Specifically, I am curious whether something like read_to_string2 can currently be implemented, but it requires String#into_vec() which repurposes the string’s buffer as a vec. I was wondering whether such functionality exists somewhere that eludes me.

fn read_to_string1(reader: &mut io::Read, s: &mut String, len: usize) -> Result<(), Error> {
    let mut bytes = vec![0; len];  // 1 guaranteed allocation
    try!(reader.read_exact(&mut bytes[..]));
    *s = try!(String::from_utf8(bytes));
    Ok(())
}

fn read_to_string2(reader: &mut io::Read, s: &mut String, len: usize) -> Result<(), Error> {
    let mut bytes = unsafe{s.as_mut_vec()}.clone(); // just to get it to compile
    //let mut bytes = s.into_vec();  // QUESTION: does this functionality exist anywhere?
    bytes.resize(len, 0);
    try!(reader.read_exact(&mut bytes[..]));
    *s = try!(String::from_utf8(bytes));
    Ok(())
}

Playground
(In this context, avoiding a “moving out of borrowed context” error, with s: &mut String, would either require String#into_vec() to not consume the string or the method above to swap the string out with a local temporary.)

This is not performance that I strictly need right now. Just a curiosity.


#2

This works:

#![feature(read_exact)]

use std::string;
use std::io;

#[derive(Debug)]
struct Error;

impl From<string::FromUtf8Error> for Error {
    fn from(_e: string::FromUtf8Error) -> Error { Error}
}

impl From<io::Error> for Error {
    fn from(_e: io::Error) -> Error { Error }
}

fn read_to_string2(reader: &mut io::Read, s: &mut String, len: usize) -> Result<(), Error> {
    let mut bytes = std::mem::replace(s, String::new()).into_bytes();
    if bytes.len() < len {
        bytes.resize(len, 0);
    }
    try!(reader.read_exact(&mut bytes[..]));
    *s = try!(String::from_utf8(bytes));
    Ok(())
}

fn main() {
    let mut buf = io::Cursor::new(vec![104u8, 101, 108, 108, 111]); // "hello"
    let mut s = String::new();
    println!("2: {:?}", read_to_string2(&mut buf, &mut s, 5));
    println!("String: {}", s);
}

Also, String#into_vec() doesn’t mean anything in Rust; I suspect you want String::into_vec.


#3

Thanks! That was the function. And I just noticed Into<Vec<u8>> as well – I could have sworn I looked for it, but I must have been looking somewhere else.


#4

regular read_to_string should work, if you do something like this:

(&mut file).take(n).read_to_string(&mut s)


#5

I had actually looked into that but discarded the option because take consumes its argument and I needed to be able to read more data. But I see you consumed &'a mut R instead which also has an impl for Read. Thanks, this is awesome and much cleaner!
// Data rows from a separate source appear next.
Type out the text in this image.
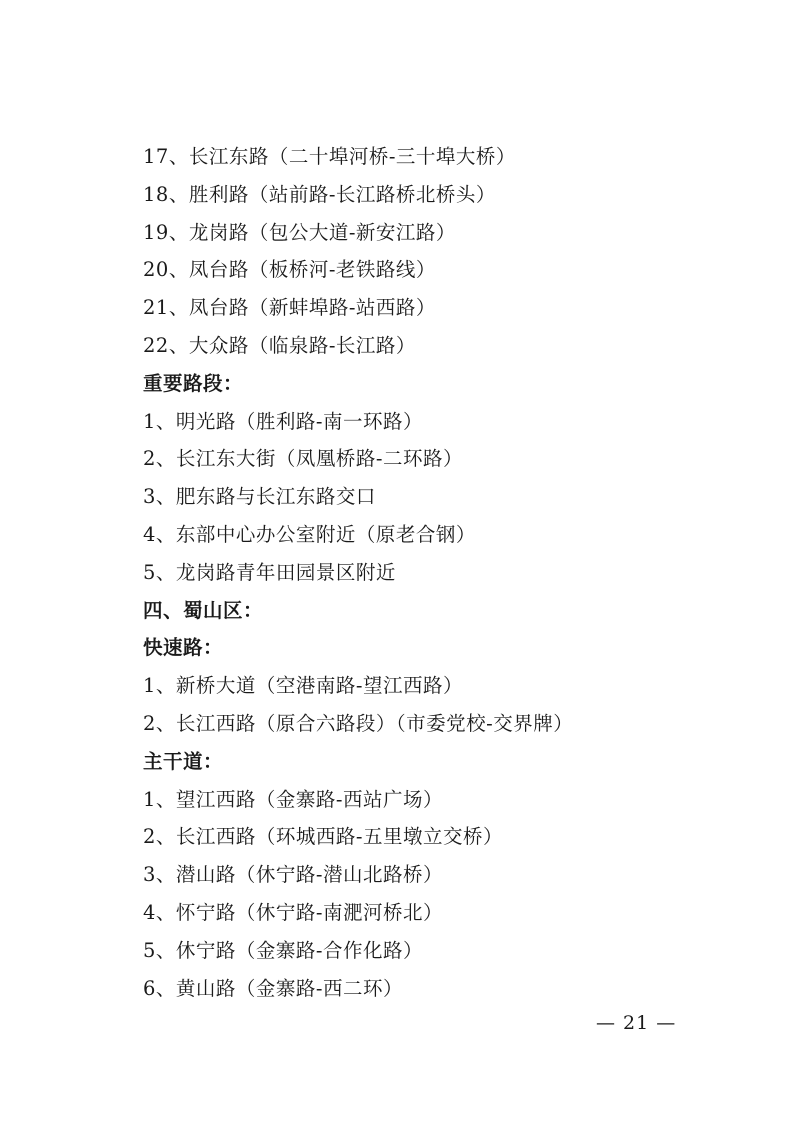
17、长江东路（二十埠河桥-三十埠大桥）
18、胜利路（站前路-长江路桥北桥头）
19、龙岗路（包公大道-新安江路）
20、凤台路（板桥河-老铁路线）
21、凤台路（新蚌埠路-站西路）
22、大众路（临泉路-长江路）
重要路段：
1、明光路（胜利路-南一环路）
2、长江东大街（凤凰桥路-二环路）
3、肥东路与长江东路交口
4、东部中心办公室附近（原老合钢）
5、龙岗路青年田园景区附近
四、蜀山区：
快速路：
1、新桥大道（空港南路-望江西路）
2、长江西路（原合六路段）（市委党校-交界牌）
主干道：
1、望江西路（金寨路-西站广场）
2、长江西路（环城西路-五里墩立交桥）
3、潜山路（休宁路-潜山北路桥）
4、怀宁路（休宁路-南淝河桥北）
5、休宁路（金寨路-合作化路）
6、黄山路（金寨路-西二环）
— 21 —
That’s one of the key things I really need to get used to in the rust docs: I often overlook the impls on the references.
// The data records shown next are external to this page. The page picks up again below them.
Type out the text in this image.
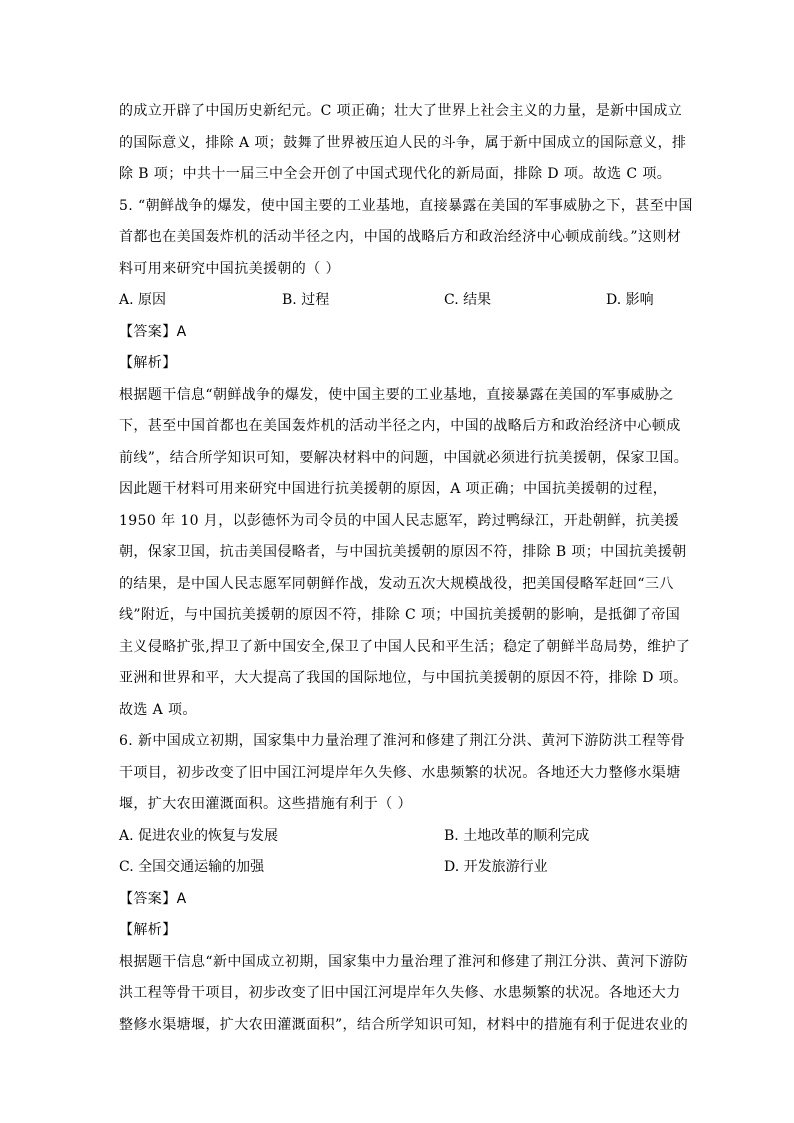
的成立开辟了中国历史新纪元。C 项正确；壮大了世界上社会主义的力量，是新中国成立
的国际意义，排除 A 项；鼓舞了世界被压迫人民的斗争，属于新中国成立的国际意义，排
除 B 项；中共十一届三中全会开创了中国式现代化的新局面，排除 D 项。故选 C 项。
5. “朝鲜战争的爆发，使中国主要的工业基地，直接暴露在美国的军事威胁之下，甚至中国
首都也在美国轰炸机的活动半径之内，中国的战略后方和政治经济中心顿成前线。”这则材
料可用来研究中国抗美援朝的（ ）
A. 原因	B. 过程	C. 结果	D. 影响
【答案】A
【解析】
根据题干信息“朝鲜战争的爆发，使中国主要的工业基地，直接暴露在美国的军事威胁之
下，甚至中国首都也在美国轰炸机的活动半径之内，中国的战略后方和政治经济中心顿成
前线”，结合所学知识可知，要解决材料中的问题，中国就必须进行抗美援朝，保家卫国。
因此题干材料可用来研究中国进行抗美援朝的原因，A 项正确；中国抗美援朝的过程，
1950 年 10 月，以彭德怀为司令员的中国人民志愿军，跨过鸭绿江，开赴朝鲜，抗美援
朝，保家卫国，抗击美国侵略者，与中国抗美援朝的原因不符，排除 B 项；中国抗美援朝
的结果，是中国人民志愿军同朝鲜作战，发动五次大规模战役，把美国侵略军赶回“三八
线”附近，与中国抗美援朝的原因不符，排除 C 项；中国抗美援朝的影响，是抵御了帝国
主义侵略扩张,捍卫了新中国安全,保卫了中国人民和平生活；稳定了朝鲜半岛局势，维护了
亚洲和世界和平，大大提高了我国的国际地位，与中国抗美援朝的原因不符，排除 D 项。
故选 A 项。
6. 新中国成立初期，国家集中力量治理了淮河和修建了荆江分洪、黄河下游防洪工程等骨
干项目，初步改变了旧中国江河堤岸年久失修、水患频繁的状况。各地还大力整修水渠塘
堰，扩大农田灌溉面积。这些措施有利于（ ）
A. 促进农业的恢复与发展	B. 土地改革的顺利完成
C. 全国交通运输的加强	D. 开发旅游行业
【答案】A
【解析】
根据题干信息“新中国成立初期，国家集中力量治理了淮河和修建了荆江分洪、黄河下游防
洪工程等骨干项目，初步改变了旧中国江河堤岸年久失修、水患频繁的状况。各地还大力
整修水渠塘堰，扩大农田灌溉面积”，结合所学知识可知，材料中的措施有利于促进农业的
A couple of things to note about using take, though:

  • take takes in a u64 instead of a usize which is a little strange.
  • take appends to the string, so that the string has to be cleared out first.

So, within read_to_string2, it needs:

s.clear();
s.reserve_exact(len);
try!(reader.take(len as u64).read_to_string(s));

(reader and s are already mutable references).


#6

I/O uses u64 for sizes, so that it’s not limited to the platform’s usize. So that you can handle large files on 32-bit platforms, for example. (Of course not by slurping them into a string in one go, but you can read and seek parts.)
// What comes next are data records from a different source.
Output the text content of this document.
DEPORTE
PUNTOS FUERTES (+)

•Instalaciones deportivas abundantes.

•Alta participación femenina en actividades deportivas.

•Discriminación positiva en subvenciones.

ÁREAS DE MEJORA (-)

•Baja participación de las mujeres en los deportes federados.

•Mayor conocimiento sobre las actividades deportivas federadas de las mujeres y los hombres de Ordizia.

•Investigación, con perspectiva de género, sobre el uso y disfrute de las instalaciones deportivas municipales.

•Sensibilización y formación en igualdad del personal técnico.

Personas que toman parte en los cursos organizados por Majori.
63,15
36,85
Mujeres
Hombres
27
Don’t forget to reserve space in the String, so that it doesn’t need to reallocate during growth.


#7

Thanks, updated the code above to reserve space.


#8

The first solution may be better if you must not reallocate or
overallocate? read_to_string will only use the string’s own allocation,
but it could possibly grow it more than what’s needed.

Edit: Ok, I looked up the implementation again — it will not reallocate / grow the string until the capacity left is 0, so it’s no worry.